Germany developed into a separate nation under the single-headed Prussian eagle, suitably modified for the Republic still present on euros. The double-headed eagle stayed on Austrian coins until the introduction of the euro.

Umm, the German eagle is not the Prussian one. In the Empire (until 1918), the German eagle had a small Prussian eagle in the center. Once the German Reich became a republic, the Prussian eagle was removed, except of course as a state symbol for state use.

As you wrote yourself, in the Holy Roman Empire both the single headed and the doubled headed eagle were used. The double eagle usually represents a dualism: church and state power, east and west, or king and emperor. (In the HRE the king became emperor only in some special sacral ceremony.) Many German countries used an eagle, and German cities that were free cities (not part of some principality etc.) had and still have an eagle, single or double headed, in the CoA.

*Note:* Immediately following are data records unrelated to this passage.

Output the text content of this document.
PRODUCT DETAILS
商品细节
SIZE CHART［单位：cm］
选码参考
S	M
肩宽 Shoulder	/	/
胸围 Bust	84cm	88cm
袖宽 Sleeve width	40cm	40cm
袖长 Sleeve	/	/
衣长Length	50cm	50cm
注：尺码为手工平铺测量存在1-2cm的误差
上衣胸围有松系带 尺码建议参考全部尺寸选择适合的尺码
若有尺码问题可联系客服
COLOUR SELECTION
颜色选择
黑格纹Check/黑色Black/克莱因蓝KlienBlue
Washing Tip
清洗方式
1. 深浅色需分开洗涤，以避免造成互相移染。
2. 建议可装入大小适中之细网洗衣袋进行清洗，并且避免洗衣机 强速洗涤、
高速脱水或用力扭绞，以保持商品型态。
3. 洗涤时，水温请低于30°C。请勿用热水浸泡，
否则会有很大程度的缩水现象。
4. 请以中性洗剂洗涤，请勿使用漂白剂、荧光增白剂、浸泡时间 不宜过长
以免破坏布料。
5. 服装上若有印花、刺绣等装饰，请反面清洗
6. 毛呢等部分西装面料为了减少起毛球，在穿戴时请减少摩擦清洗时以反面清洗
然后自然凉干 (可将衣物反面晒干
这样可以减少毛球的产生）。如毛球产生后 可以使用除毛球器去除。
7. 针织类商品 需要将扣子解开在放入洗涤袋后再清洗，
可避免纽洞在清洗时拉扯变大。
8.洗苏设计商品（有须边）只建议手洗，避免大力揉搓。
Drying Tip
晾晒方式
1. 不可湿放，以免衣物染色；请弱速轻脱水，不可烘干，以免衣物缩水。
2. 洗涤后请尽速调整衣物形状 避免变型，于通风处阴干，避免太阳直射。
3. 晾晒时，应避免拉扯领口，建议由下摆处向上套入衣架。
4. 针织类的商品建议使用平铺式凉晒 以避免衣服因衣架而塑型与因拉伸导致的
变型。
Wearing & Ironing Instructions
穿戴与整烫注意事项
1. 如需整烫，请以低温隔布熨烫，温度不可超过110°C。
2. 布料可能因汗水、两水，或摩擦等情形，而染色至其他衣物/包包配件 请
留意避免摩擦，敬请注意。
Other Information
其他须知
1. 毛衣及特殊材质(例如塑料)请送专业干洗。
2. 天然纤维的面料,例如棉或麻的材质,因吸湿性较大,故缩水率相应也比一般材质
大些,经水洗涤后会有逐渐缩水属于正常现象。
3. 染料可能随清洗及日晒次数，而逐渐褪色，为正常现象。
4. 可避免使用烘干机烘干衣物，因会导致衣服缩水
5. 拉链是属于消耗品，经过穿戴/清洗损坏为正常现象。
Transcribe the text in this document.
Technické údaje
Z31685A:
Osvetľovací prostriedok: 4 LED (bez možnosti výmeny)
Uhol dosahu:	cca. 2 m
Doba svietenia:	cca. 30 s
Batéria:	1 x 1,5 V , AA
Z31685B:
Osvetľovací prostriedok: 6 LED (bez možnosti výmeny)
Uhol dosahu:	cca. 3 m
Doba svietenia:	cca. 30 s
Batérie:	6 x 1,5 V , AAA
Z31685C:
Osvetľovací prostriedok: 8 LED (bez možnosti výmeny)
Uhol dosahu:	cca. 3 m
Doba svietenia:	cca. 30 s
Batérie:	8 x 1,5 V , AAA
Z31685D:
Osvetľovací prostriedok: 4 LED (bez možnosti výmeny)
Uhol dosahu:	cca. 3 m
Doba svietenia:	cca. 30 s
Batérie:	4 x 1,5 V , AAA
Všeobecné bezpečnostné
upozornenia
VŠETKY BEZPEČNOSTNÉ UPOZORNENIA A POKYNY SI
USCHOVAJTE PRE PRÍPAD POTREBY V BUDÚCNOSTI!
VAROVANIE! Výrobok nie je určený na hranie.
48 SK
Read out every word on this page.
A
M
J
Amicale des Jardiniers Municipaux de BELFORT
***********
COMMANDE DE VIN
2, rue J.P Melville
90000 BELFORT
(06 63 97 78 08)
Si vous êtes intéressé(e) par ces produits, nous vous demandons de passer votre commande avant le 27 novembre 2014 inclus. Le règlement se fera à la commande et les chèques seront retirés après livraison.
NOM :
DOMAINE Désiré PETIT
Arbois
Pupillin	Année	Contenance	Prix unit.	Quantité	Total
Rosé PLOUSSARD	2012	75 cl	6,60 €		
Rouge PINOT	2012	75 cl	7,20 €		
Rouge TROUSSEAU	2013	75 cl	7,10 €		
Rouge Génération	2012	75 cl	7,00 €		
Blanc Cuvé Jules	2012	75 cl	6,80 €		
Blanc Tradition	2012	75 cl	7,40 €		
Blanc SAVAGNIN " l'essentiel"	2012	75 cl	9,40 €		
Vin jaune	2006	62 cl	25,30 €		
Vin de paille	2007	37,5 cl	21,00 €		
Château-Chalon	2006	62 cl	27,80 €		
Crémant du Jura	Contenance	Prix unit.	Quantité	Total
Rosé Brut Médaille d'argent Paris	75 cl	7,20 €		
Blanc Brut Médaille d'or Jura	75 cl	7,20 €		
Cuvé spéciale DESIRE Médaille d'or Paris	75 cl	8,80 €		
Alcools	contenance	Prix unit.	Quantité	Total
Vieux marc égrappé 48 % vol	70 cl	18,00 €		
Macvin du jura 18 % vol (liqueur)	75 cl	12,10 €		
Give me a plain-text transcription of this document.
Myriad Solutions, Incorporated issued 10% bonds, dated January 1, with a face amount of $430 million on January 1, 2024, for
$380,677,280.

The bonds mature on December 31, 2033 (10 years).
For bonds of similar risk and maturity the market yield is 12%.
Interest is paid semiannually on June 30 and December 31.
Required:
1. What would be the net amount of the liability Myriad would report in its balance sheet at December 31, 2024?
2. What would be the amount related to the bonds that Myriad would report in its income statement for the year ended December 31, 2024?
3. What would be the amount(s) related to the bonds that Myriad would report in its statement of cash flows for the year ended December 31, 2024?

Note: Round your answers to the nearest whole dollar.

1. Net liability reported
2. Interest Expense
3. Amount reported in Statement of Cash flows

Austria had a double-headed eagle until 1918, when the monarchy came to an end. The Republic of Austria has always used, and still uses, a single headed eagle. The only exceptions were the "austrofascist" period (1934-38) and Austria as part of Nazi Germany (1938-45). The details and attributes vary, but the eagle is the same ...

Christian

Austrokiwi

  • Guest
Re: Russia, Nicholas II, 2 Kopeks, 1895, St. Petersburg mint, KM#10.2
« Reply #5 on: November 08, 2009, 09:36:53 PM »
Just expanding on what Chisild  pointed out.  Austria's coat of arms in 100AD was a single headed eagle looking left( from viewers perspective)  300 AD was a more basic primitive design.. single headed looking right. 1000AD was a more modern looking single headed eagle looking left. It wasn't unitl 1500 that the double headed eagle was used.